The second category is that of books set in space, usually either Military Sci Fi, or Space Opera, or Space Exploration Sci Fi. These books will often have a space ship as the main setting, as the home base, so to speak. And then the characters will go from setting to setting, visiting a variety of space ports and other planets. These books often feature alien species, sometimes as allies and sometimes as enemies. These books are often set in a galaxy that is immediately post war, during a war, or lading up to a war. Of course this could be said of most places, but war is typically a major part of the plot, even if it is not currently on the go at the moment. These books are also among the most far flung in terms of space and time, sometimes Earth is nothing but a rumour or is long forgotten. Interestingly, these books tend to have lot in common with the more adventure focused Fantasy novels, since evil empires and the fight against them is a common trope.
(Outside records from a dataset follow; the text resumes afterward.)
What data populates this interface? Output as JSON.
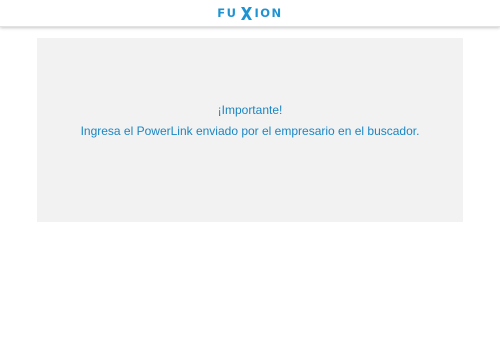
{
  "header": {
    "logo": {
      "text_before_x": "FU",
      "x_letter": "X",
      "text_after_x": "ION"
    }
  },
  "notice": {
    "title": "¡Importante!",
    "message": "Ingresa el PowerLink enviado por el empresario en el buscador."
  },
  "colors": {
    "brand_blue": "#1f93d2",
    "text_blue": "#1b86c3",
    "panel_background": "#f2f2f2",
    "page_background": "#ffffff"
  }
}
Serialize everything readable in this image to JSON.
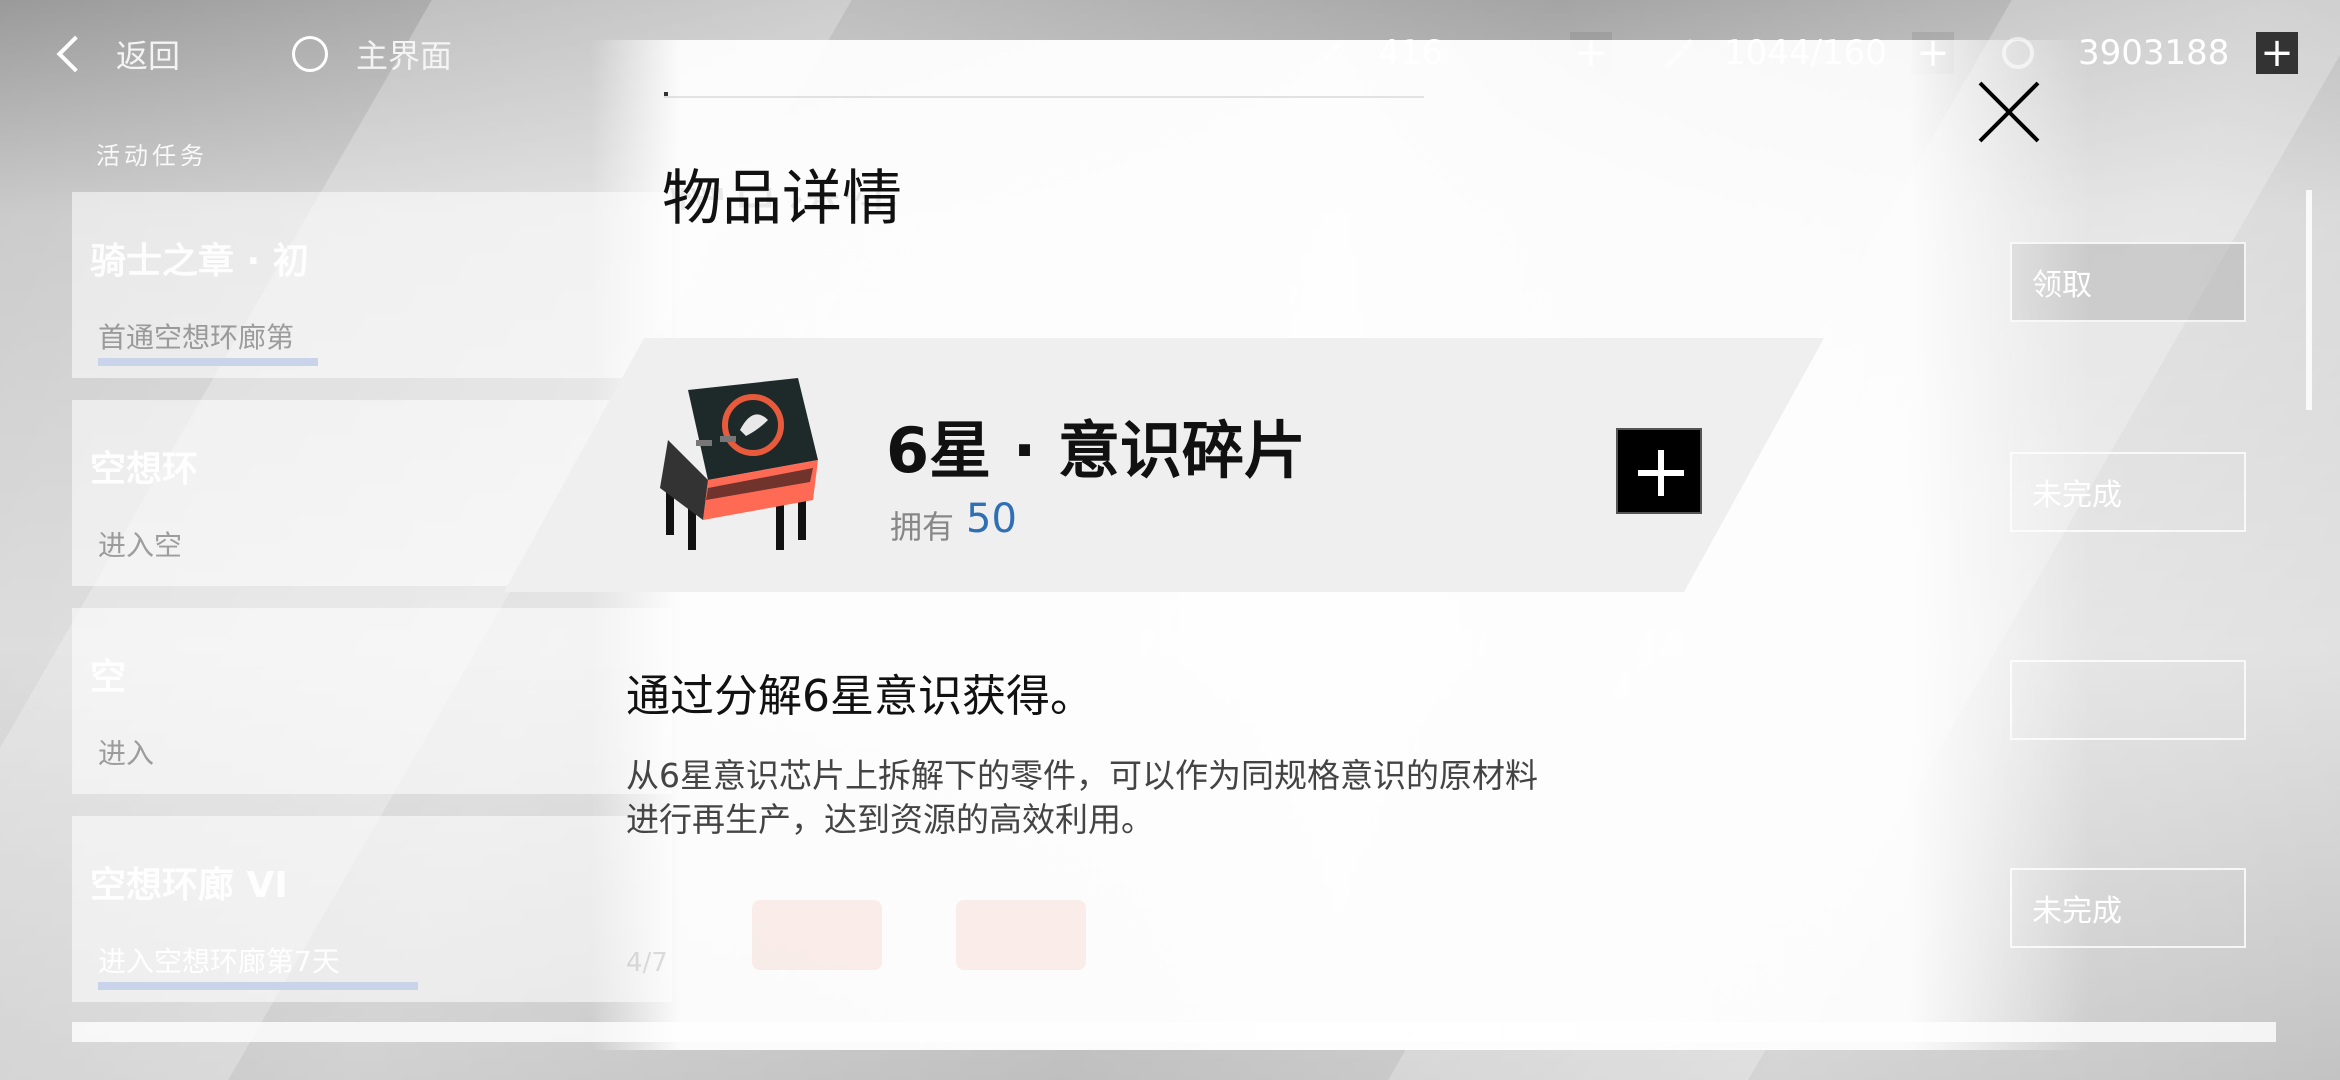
{
  "topbar": {
    "back_label": "返回",
    "home_label": "主界面",
    "resources": [
      {
        "icon": "stamina-pen-icon",
        "value": "416"
      },
      {
        "icon": "energy-brush-icon",
        "value": "1044/160"
      },
      {
        "icon": "coin-icon",
        "value": "3903188"
      }
    ]
  },
  "background": {
    "section_label": "活动任务",
    "cards": [
      {
        "title": "骑士之章 · 初",
        "sub": "首通空想环廊第",
        "button": "领取"
      },
      {
        "title": "空想环",
        "sub": "进入空",
        "button": "未完成"
      },
      {
        "title": "空",
        "sub": "进入",
        "button": ""
      },
      {
        "title": "空想环廊 VI",
        "sub": "进入空想环廊第7天",
        "button": "未完成"
      }
    ]
  },
  "modal": {
    "title": "物品详情",
    "item": {
      "name": "6星 · 意识碎片",
      "own_label": "拥有",
      "own_count": "50",
      "icon": "consciousness-chip-icon"
    },
    "description_main": "通过分解6星意识获得。",
    "description_detail": "从6星意识芯片上拆解下的零件，可以作为同规格意识的原材料进行再生产，达到资源的高效利用。",
    "ghost_progress": "4/7"
  },
  "colors": {
    "accent_blue": "#2f6fb5",
    "title_black": "#111111",
    "chip_red": "#ff5a44"
  }
}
The third category doing well this week is LitRPG and GameLit novels. These books are based in a world where the rules of games and RPGs in particular are transposed onto a narrative. Essentially, it is like reading the novel version of a video game, complete with stat trees and health points. Often the characters are brought from a real world setting, one similar to our own, and then go into the game world where they are thrust into a battle against evil forces. The plots will then follow a lot of the same tropes as video games, but with the notable adaption being that the characters are aware of the usual tropes and are generally quite willing to use them to their advantage. On the other side of the coin, there are also books in this genre where the main characters are characters from the game universe, who must now learn to cope with super powered beings from another reality invading their home.
Finally, the last category is Science Fiction Romance. There will be a post dedicated to this genre later this week, so I can be quite brief in my descriptions today. Most of the books in this genre are focused on the idea of an alien man, from a warrior culture that is far in advance of humanity’s, abducting a young human woman. Often these books have a fated mate story line, where the pair are destined to be together.